Gollob received his first so-called ace-in-a-day achievement on August 21, 1941, when he downed five aircraft in one day. It would be the first of half a dozen of these achievements that he would amass during his career as a fighter pilot. In August 1941 he received the Knight’s Cross of the Iron Cross for his steadily rising count of aerial victories.
In October, Gollob had three dozen victories, of which nine occurred as Fedor von Bock’s Army Group Center pressed its attack on Moscow during Operation Typhoon. By month’s end he had a total of 85 aerial victories, for which he received Oak Leaves for his Knight’s Cross of the Iron Cross. Hitler summoned Gollob to his Wolf Lair’s headquarters at Rustenburg on the Eastern Front to personally present the decoration to him.
After a short stint supporting Army Group Center’s drive on Moscow, Luftflotte 4 returned to support Army Group South in mid-October as it pushed into the Crimean Peninsula. During the Crimean campaign, a fellow pilot in the 77th Fighter Wing reported on the kind of aerial tactics Gollob used: “Gollob flew from Kerch together with his wingman,” the pilot said. “They positioned themselves at a low altitude beneath a Soviet formation. Then they started climbing in spirals, carefully maintaining their position beneath the enemy formation. Before the peacefully flying Soviets had even suspected any mischief, the two planes at the bottom of their formation had been shot down and the two Germans were gone.”
By that point, the Luftwaffe high command had groomed Gollob for command of an air group. After undergoing additional training, he was appointed commander of Jagdgeschwader 77 (the 77th Fighter Wing) on May 16, 1942. That same month he achieved his 100th aerial victory, for which he received the Swords decoration for his Knight’s Cross. By late summer 1942, he had achieved an unprecedented 150 aerial victories, for which he received the exalted honor of Knight’s Cross of the Iron Cross with Oak Leaves, Swords, and Diamonds.
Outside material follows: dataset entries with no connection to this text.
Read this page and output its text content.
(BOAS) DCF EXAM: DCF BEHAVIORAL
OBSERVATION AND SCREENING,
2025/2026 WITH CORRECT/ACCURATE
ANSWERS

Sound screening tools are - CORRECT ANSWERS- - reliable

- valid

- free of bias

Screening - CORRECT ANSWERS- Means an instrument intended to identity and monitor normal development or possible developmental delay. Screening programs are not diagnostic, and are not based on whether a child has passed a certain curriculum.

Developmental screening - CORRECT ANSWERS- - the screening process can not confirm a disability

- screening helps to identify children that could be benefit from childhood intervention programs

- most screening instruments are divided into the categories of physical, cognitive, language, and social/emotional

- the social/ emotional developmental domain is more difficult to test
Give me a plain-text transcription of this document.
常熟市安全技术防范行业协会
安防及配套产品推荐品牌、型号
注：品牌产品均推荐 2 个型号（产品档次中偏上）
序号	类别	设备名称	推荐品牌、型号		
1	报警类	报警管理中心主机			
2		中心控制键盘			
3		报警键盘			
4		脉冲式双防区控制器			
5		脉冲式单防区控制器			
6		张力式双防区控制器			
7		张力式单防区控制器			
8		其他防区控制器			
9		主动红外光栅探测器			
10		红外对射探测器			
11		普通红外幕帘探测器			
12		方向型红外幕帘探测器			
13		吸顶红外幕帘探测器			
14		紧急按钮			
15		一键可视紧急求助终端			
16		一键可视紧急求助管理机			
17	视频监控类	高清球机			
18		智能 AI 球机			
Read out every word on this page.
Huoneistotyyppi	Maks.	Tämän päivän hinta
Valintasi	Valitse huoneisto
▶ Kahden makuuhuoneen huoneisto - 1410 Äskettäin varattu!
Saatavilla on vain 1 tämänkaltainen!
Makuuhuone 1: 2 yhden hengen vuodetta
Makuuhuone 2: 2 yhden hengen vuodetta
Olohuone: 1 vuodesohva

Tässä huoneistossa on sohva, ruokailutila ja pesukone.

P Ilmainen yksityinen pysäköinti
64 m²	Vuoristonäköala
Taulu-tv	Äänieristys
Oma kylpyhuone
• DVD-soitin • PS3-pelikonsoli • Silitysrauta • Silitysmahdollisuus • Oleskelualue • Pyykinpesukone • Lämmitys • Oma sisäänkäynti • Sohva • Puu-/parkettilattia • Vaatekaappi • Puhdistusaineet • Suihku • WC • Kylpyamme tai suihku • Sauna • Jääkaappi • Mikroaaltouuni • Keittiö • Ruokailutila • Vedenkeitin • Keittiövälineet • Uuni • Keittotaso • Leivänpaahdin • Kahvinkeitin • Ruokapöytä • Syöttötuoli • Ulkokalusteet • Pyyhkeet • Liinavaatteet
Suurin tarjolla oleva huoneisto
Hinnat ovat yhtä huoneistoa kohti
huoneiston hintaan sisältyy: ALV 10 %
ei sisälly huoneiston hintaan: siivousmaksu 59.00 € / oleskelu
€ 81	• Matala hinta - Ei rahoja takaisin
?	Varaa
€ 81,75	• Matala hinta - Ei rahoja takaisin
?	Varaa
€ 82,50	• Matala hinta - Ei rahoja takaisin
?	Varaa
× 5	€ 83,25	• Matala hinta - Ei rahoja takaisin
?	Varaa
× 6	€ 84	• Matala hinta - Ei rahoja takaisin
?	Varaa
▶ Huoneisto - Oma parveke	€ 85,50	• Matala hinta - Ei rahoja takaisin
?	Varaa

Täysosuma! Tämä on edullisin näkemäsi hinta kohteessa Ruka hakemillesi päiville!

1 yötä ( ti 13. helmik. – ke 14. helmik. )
Because he was being groomed for a post in the high command of the Luftwaffe, German leader Adolf Hitler forbade Gollob from flying any further combat missions. In October 1942, he was appointed Jagdflieger Fuhrer 3 in northwestern France, where he oversaw fighters defending the Atlantic Wall. A year later he was promoted to lieutenant colonel and given command of Jagd Division 5 (5th Fighter Division), also on the Western front. Two months before D-Day, though, he joined the staff of the Inspector of Fighters and eventually became Inspector of Fighters with the rank of Generalleutnant (major general).
Frustrated with the inferiority of German fighters to the increasingly sophisticated Allied fighters and ground-attack aircraft, Gollob openly clashed with Hitler over the best use of the jet-powered Messerschmitt Me 262 aircraft, introduced in April 1944. Although originally envisioned as an interceptor, Hitler wanted it used as a multipurpose fighter-bomber. Gollob vehemently disagreed with this use of the Me 262. Hitler had entrusted Gollob with the operational deployment of the sophisticated jet aircraft but was angered by what he perceived as Gollob’s uncooperative behavior. Despite Hitler’s ill will, Gollob returned to the battlefront in November 1944 when he was given command of the special fighter command on the eve of the Ardennes Offensive.
Gollob was taken into captivity in April 1945 in the Alpine Fortress by elements of the U.S. 36th Infantry Division. After extensive interrogation, he was released the following year. He survived the war and died in Lower Saxony in September 1987 with the distinction of having been the first Luftwaffe fighter ace to reach 150 aerial victories in World War II.